Licia Ronzulli L'abbiamo iniziata a conoscere lo scorso anno quando si è presentata in Parlamento con la figlia di pochi mesi al collo. Sto parlando di Licia Ronzulli, eurodeputata del Pdl. Qualche giorno fa non potendo lasciare a casa la bambina si è presentata con lei per votare sul nuovo pacchetto di misure per scongiurare la bancarotta in Grecia.

La bimba di diciotto mesi, in braccio alla Ronzulli, è apparsa entusiasta di alzare la mano come la mamma per partecipare alla votazione.

Inizialmente il politico sembra sia stata obbligato a portarsi con sè la bimba molto piccola ma poi, Vittoria (è il suo nome) é diventata una bandiera per tutelare le mamme di tutto il mondo, per sostenerle per non trovarsi a dover scegliere tra famiglia e lavoro. Quale occasione migliore che portarla con sè alla votazione per sostenere la Grecia?

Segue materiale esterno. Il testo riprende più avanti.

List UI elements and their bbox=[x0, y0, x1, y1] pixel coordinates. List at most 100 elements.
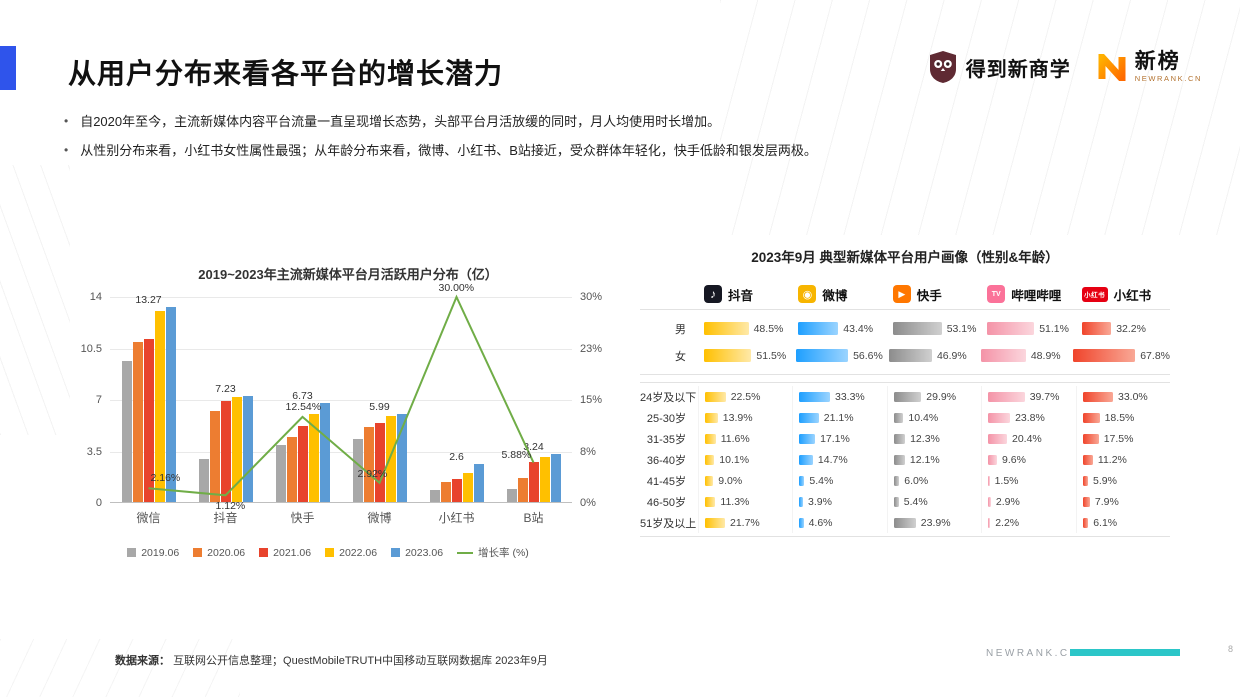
value-bar bbox=[705, 391, 726, 402]
row-label: 24岁及以下 bbox=[640, 391, 697, 404]
bar-2022.06 bbox=[462, 472, 473, 502]
line-value-label: 2.92% bbox=[357, 467, 388, 480]
y-left-tick: 0 bbox=[95, 497, 102, 509]
dedao-logo-text: 得到新商学 bbox=[965, 58, 1071, 81]
value-cell: 23.9% bbox=[886, 512, 981, 533]
value-bar bbox=[888, 349, 932, 362]
value-cell: 11.3% bbox=[698, 491, 792, 512]
value-text: 6.0% bbox=[904, 474, 929, 487]
line-value-label: 30.00% bbox=[438, 282, 475, 294]
douyin-icon: ♪ bbox=[704, 285, 722, 303]
dedao-logo: 得到新商学 bbox=[928, 50, 1071, 84]
value-cell: 18.5% bbox=[1075, 407, 1170, 428]
value-text: 21.1% bbox=[823, 411, 854, 424]
bullet-dot: • bbox=[64, 143, 69, 158]
platform-name: 哔哩哔哩 bbox=[1011, 288, 1062, 303]
value-bar bbox=[988, 517, 991, 528]
value-cell: 46.9% bbox=[883, 342, 975, 369]
value-cell: 2.9% bbox=[981, 491, 1075, 512]
row-label: 41-45岁 bbox=[646, 475, 686, 488]
table-row: 男 48.5% 43.4% 53.1% 51.1% 32.2% bbox=[640, 315, 1170, 342]
bullet-item: • 从性别分布来看，小红书女性属性最强；从年龄分布来看，微博、小红书、B站接近，… bbox=[60, 142, 990, 160]
bar-2021.06 bbox=[451, 478, 462, 502]
bar-value-label: 7.23 bbox=[215, 382, 236, 395]
bar-2023.06 bbox=[473, 463, 484, 502]
bar-2021.06 bbox=[220, 400, 231, 502]
bar-2022.06 bbox=[308, 414, 319, 502]
y-right-tick: 23% bbox=[580, 342, 603, 355]
value-cell: 23.8% bbox=[981, 407, 1075, 428]
value-cell: 12.1% bbox=[886, 449, 981, 470]
value-text: 11.6% bbox=[720, 432, 750, 445]
portrait-title: 2023年9月 典型新媒体平台用户画像（性别&年龄） bbox=[751, 250, 1059, 265]
header-logos: 得到新商学 新榜 NEWRANK.CN bbox=[928, 50, 1202, 84]
value-bar bbox=[1082, 454, 1093, 465]
value-text: 2.2% bbox=[995, 516, 1020, 529]
value-bar bbox=[705, 412, 718, 423]
value-cell: 22.5% bbox=[698, 386, 792, 407]
bar-2019.06 bbox=[121, 360, 132, 502]
legend-label: 2020.06 bbox=[207, 546, 246, 559]
platform-header-抖音: ♪ 抖音 bbox=[698, 285, 792, 304]
value-bar bbox=[799, 433, 816, 444]
table-row: 41-45岁 9.0% 5.4% 6.0% 1.5% 5.9% bbox=[640, 470, 1170, 491]
y-left-tick: 3.5 bbox=[86, 445, 102, 458]
bar-chart-plot-wrap: 14 10.5 7 3.5 0 微信 13.27 抖音 7.23 快手 6.73 微博 5.99 小红书… bbox=[78, 282, 618, 597]
gender-section: 男 48.5% 43.4% 53.1% 51.1% 32.2% 女 51.5% 56.6% 46.… bbox=[640, 309, 1170, 375]
value-bar bbox=[705, 454, 715, 465]
value-text: 11.2% bbox=[1097, 453, 1127, 466]
value-text: 1.5% bbox=[994, 474, 1019, 487]
value-bar bbox=[987, 322, 1035, 335]
value-text: 21.7% bbox=[730, 516, 760, 529]
y-axis-left: 14 10.5 7 3.5 0 bbox=[78, 291, 104, 509]
value-bar bbox=[988, 475, 990, 486]
value-bar bbox=[799, 496, 803, 507]
value-cell: 11.2% bbox=[1075, 449, 1170, 470]
legend-swatch bbox=[391, 548, 401, 557]
bar-value-label: 6.73 bbox=[292, 389, 313, 402]
value-bar bbox=[798, 322, 839, 335]
value-bar bbox=[799, 391, 830, 402]
bar-2019.06 bbox=[198, 459, 209, 502]
value-text: 2.9% bbox=[995, 495, 1020, 508]
bar-2023.06 bbox=[165, 306, 176, 502]
value-text: 12.3% bbox=[910, 432, 940, 445]
value-text: 22.5% bbox=[730, 390, 761, 403]
value-cell: 2.2% bbox=[981, 512, 1075, 533]
y-left-tick: 14 bbox=[89, 291, 102, 303]
value-text: 12.1% bbox=[909, 453, 940, 466]
value-cell: 33.3% bbox=[792, 386, 886, 407]
bar-value-label: 2.6 bbox=[449, 450, 464, 463]
value-cell: 10.1% bbox=[698, 449, 792, 470]
bar-2022.06 bbox=[385, 416, 396, 502]
value-text: 39.7% bbox=[1029, 390, 1060, 403]
table-row: 24岁及以下 22.5% 33.3% 29.9% 39.7% 33.0% bbox=[640, 386, 1170, 407]
newrank-logo-text: 新榜 bbox=[1134, 50, 1181, 74]
bar-group bbox=[495, 297, 572, 502]
value-text: 56.6% bbox=[853, 349, 883, 362]
line-value-label: 12.54% bbox=[285, 400, 322, 413]
value-bar bbox=[988, 412, 1011, 423]
value-cell: 48.9% bbox=[975, 342, 1067, 369]
value-text: 46.9% bbox=[936, 349, 967, 362]
bar-group bbox=[187, 297, 264, 502]
value-text: 10.1% bbox=[719, 453, 750, 466]
platform-name: 抖音 bbox=[728, 288, 754, 303]
x-axis-label: 微博 bbox=[367, 511, 392, 525]
legend-item: 2020.06 bbox=[193, 547, 245, 559]
platform-header-小红书: 小红书 小红书 bbox=[1076, 285, 1170, 304]
bar-2020.06 bbox=[132, 342, 143, 502]
value-text: 9.0% bbox=[718, 474, 743, 487]
value-bar bbox=[893, 475, 900, 486]
value-cell: 51.5% bbox=[698, 342, 790, 369]
value-bar bbox=[799, 412, 819, 423]
platform-header-微博: ◉ 微博 bbox=[792, 285, 886, 304]
value-bar bbox=[705, 517, 725, 528]
platform-header-快手: ▶ 快手 bbox=[887, 285, 981, 304]
row-label: 25-30岁 bbox=[646, 412, 686, 425]
bar-group bbox=[341, 297, 418, 502]
bar-2019.06 bbox=[506, 488, 517, 502]
value-cell: 56.6% bbox=[790, 342, 883, 369]
gridline bbox=[110, 451, 572, 453]
value-cell: 7.9% bbox=[1075, 491, 1170, 512]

Per la sua battaglia ha presentato al Parlamento Europeo alcuni emendamenti per garantire alla madre che lavora una retribuzione del cento per cento per i sei mesi successivi alla nascita del bambino. Sarà dura riuscire a vedere qualche piccolo sul posto di lavoro, ma tutte noi siamo dalla sua parte. Che lo facciano i personaggi noti è di buon auspicio.